His dark eyes met hers and locked. “My father went the same way.” He looked back down at the calf. “It won’t be long now.”
She sat down in the hay beside him and slid her small hand into his big one. He held it for a long moment. Finally his voice broke the silence. “It’s over. Go have a cup of coffee. I’ll take care of him.”
She hadn’t meant to cry, but the calf had been so little and helpless. Quinn pulled her close, holding her with quiet comfort, while she cried. Then he wiped the tears away with his thumbs and smiled gently. “You’ll do,” he murmured, thinking that sensitivity and courage was a nice combination in a woman.
She was thinking the exact same thing about him. She managed a watery smile and with one last, pitying look at the calf, she went into the house.
Elliot would miss it, as she would, she thought. Even Quinn had seemed to care about it, because she saw him occasionally sitting by it, petting it, talking to it. He loved little things. It was evident in all the kittens and puppies around the place, and in the tender care he took of all his cattle and calves.

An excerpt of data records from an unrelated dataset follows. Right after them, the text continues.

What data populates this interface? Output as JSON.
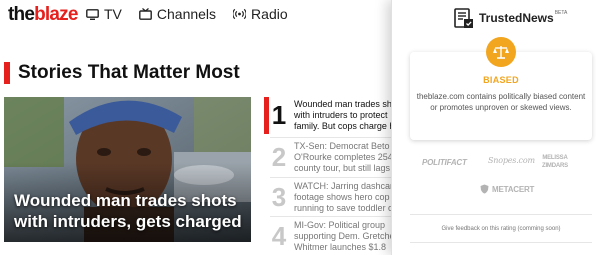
{
  "site": {
    "logo_the": "the",
    "logo_blaze": "blaze",
    "nav": [
      {
        "label": "TV",
        "icon": "tv-icon"
      },
      {
        "label": "Channels",
        "icon": "channels-icon"
      },
      {
        "label": "Radio",
        "icon": "radio-icon"
      }
    ]
  },
  "section": {
    "title": "Stories That Matter Most"
  },
  "hero": {
    "caption": "Wounded man trades shots with intruders, gets charged"
  },
  "stories": [
    {
      "num": "1",
      "lines": [
        "Wounded man trades sho",
        "with intruders to protect",
        "family. But cops charge h"
      ]
    },
    {
      "num": "2",
      "lines": [
        "TX-Sen: Democrat Beto",
        "O'Rourke completes 254",
        "county tour, but still lags"
      ]
    },
    {
      "num": "3",
      "lines": [
        "WATCH: Jarring dashcan",
        "footage shows hero cop",
        "running to save toddler o"
      ]
    },
    {
      "num": "4",
      "lines": [
        "MI-Gov: Political group",
        "supporting Dem. Gretche",
        "Whitmer launches $1.8"
      ]
    }
  ],
  "popup": {
    "brand": "TrustedNews",
    "beta": "BETA",
    "rating": "BIASED",
    "description": "theblaze.com contains politically biased content or promotes unproven or skewed views.",
    "partners": {
      "politifact": "POLITIFACT",
      "snopes": "Snopes.com",
      "melissa_1": "MELISSA",
      "melissa_2": "ZIMDARS",
      "metacert": "METACERT"
    },
    "feedback": "Give feedback on this rating (comming soon)"
  },
  "colors": {
    "brand_red": "#e5201d",
    "biased_orange": "#f2a51f"
  }
}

And although Q
uinn cursed old man McNaber’s traps, Elliot had told her that he stopped by every week to check on the dour old man and make sure he had enough chopped wood and supplies. For a taciturn iceman, he had a surprisingly warm center.
She told Harry what had happened and sniffed a little while she drank black coffee. “Is there anything I can do?” she asked.
He smiled. “You do enough,” he murmured. “Nice to have some help around the place.”
“Quinn hasn’t exactly thought so,” she said dryly.
“Oh, yes he has,” he said firmly as he cleared away the dishes they’d eaten his homemade soup and corn bread in. “Quinn could have taken you to Mrs. Pearson down the mountain if he’d had a mind to. He doesn’t have to let you stay here. Mrs. Pearson would be glad of the company.” He glanced at her and grinned at her perplexed expression. “He’s been watching you lately. Sees the way you sew up his shirts and make curtains and patch pillows. It’s new to him, having a woman about. He has a hard time with change.”
“Don’t we all?” Amanda said softly, remembering how clear her own life had been until that tragic night. But it was nice to know that Quinn had been watching her. Certainly she’d been watching him. And this morning, everything seemed to have changed between them. “When will it thaw?” she asked, and now she was dreading it, not anticipating it. She didn’t want to leave Ricochet. Or Quinn.
Harry shrugged. “Hard to tell. Days. Weeks. This is raw mountain country. Can’t predict a chinook. Plenty think they can, though,” he added, and proceeded to tell her about a Blackfoot who predicted the weather with jars of bear grease.
She was much calmer, but still sad when Quinn finally came back inside.
He spared her a glance before he shucked his coat, washed his hands and brawny forearms and dried them on a towel.
He didn’t say anything to her, and Harry, sensing the atmosphere, made himself scarce after he’d poured two cups of coffee for them.